Tuesday 24 December 2013

That Final Undiscovered Country

I think it was Lewis, C.S. Lewis, who referred to the future as 'that final undiscovered territory'. And that is the topic that has been impressing itself lightly but nevertheless on my consciousness.

The greatest portion of my life still lies ahead of me, should matters take the non-tragic course and I am not made a young martyr or come to a similar end before I reach a ripe age. I have an idea of what this portion of my life may look like, but that is merely a figment of my imagination, encouraged but what I would like it to be.

But we have no idea. I would like mine to be filled with children, joy and travelling.
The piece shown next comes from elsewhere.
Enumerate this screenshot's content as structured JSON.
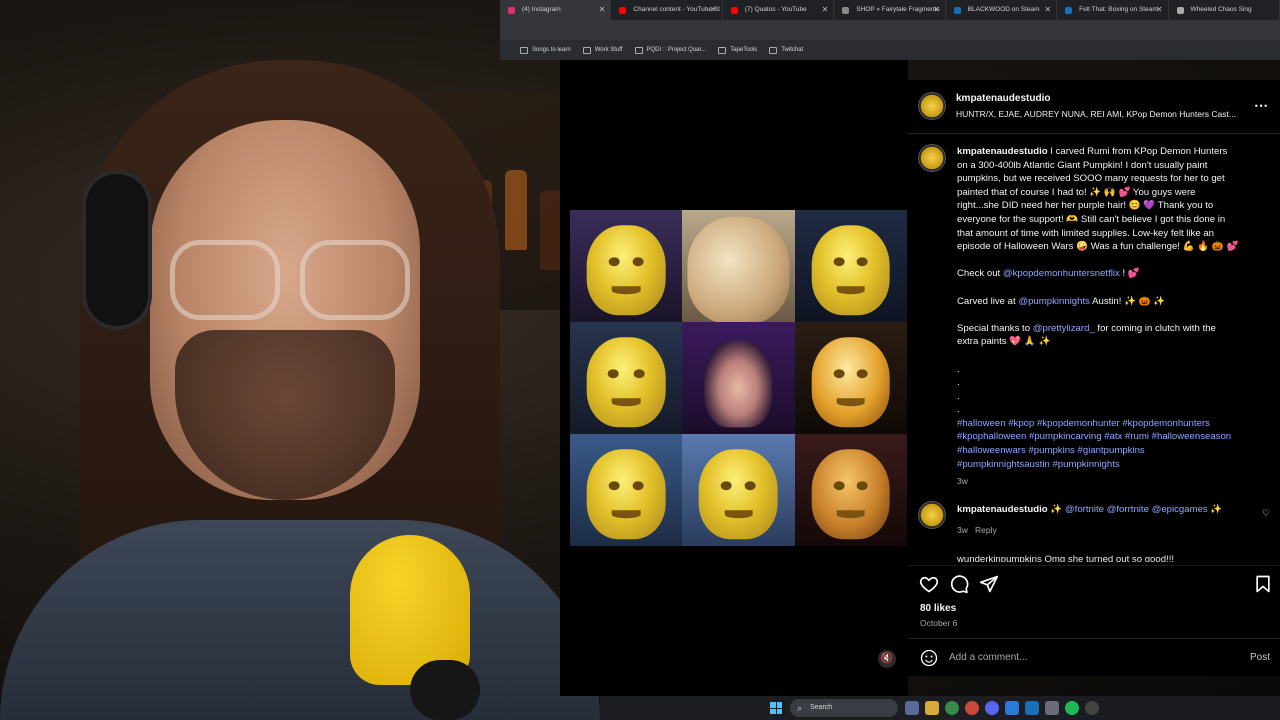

But at any moment the sea ahead of us (if time could be likened to an ocean stretching out before us) could present a tidal wave that changes our course entirely, or sinks our little ship and obliterates that future.
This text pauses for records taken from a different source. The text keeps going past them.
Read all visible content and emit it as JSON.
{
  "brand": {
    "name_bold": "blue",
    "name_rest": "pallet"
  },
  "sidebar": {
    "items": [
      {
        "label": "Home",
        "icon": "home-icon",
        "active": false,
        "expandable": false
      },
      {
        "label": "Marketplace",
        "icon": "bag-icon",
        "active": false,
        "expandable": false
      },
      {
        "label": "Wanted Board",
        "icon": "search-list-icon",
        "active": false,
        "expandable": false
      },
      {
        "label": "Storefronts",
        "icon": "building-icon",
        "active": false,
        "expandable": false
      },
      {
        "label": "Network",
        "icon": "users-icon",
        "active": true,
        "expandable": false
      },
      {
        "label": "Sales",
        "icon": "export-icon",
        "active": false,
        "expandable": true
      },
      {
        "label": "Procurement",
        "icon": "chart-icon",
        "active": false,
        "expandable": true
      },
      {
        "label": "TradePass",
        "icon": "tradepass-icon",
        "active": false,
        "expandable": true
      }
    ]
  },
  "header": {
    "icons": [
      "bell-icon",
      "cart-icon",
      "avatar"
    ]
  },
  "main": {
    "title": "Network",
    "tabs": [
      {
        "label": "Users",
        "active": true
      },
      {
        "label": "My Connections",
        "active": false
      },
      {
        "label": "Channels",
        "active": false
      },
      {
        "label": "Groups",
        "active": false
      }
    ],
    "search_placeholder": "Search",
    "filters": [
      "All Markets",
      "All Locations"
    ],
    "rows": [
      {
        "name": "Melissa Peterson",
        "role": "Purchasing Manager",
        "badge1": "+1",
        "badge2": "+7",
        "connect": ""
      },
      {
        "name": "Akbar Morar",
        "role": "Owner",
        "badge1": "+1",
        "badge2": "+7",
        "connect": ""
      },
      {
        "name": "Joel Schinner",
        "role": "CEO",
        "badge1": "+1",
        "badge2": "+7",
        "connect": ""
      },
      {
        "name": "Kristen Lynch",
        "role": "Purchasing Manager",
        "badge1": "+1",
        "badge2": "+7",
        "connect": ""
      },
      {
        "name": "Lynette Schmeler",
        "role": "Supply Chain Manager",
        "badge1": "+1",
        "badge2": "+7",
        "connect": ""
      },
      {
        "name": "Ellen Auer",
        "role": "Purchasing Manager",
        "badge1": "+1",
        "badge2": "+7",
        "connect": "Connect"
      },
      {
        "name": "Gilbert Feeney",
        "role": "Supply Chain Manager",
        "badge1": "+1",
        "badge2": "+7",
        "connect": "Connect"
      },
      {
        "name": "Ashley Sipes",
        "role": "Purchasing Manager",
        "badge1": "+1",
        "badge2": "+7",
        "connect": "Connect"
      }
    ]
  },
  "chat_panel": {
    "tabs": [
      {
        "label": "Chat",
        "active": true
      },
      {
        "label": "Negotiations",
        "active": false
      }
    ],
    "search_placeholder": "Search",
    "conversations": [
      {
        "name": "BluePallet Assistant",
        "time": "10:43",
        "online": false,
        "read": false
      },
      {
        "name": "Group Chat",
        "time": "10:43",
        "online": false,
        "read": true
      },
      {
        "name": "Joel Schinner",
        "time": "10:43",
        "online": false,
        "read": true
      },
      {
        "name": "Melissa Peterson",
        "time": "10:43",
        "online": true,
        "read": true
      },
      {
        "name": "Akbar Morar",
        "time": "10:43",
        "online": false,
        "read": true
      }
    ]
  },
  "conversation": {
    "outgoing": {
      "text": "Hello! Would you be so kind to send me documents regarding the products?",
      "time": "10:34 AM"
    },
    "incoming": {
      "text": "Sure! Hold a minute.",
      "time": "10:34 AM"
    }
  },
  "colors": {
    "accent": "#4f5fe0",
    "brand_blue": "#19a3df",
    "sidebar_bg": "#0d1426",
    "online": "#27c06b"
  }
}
For a while before the possibilities of the future occupied my mind, I had been preoccupied with the idea that one shouldn't focus on the past or the future, but only on the present. And then a friend helped it occur to me that all along the 'present' we experience is actually the past, as everything we experience we experience after the fact. What we see, what we hear, we sense afterwards thanks to the speed of light and sound.

Which renders the present an uncertainty. The only certainty about it is the Lord, because he is there.

Which led me back to this: 

don't focus on the present, you can't. Focus on the Lord.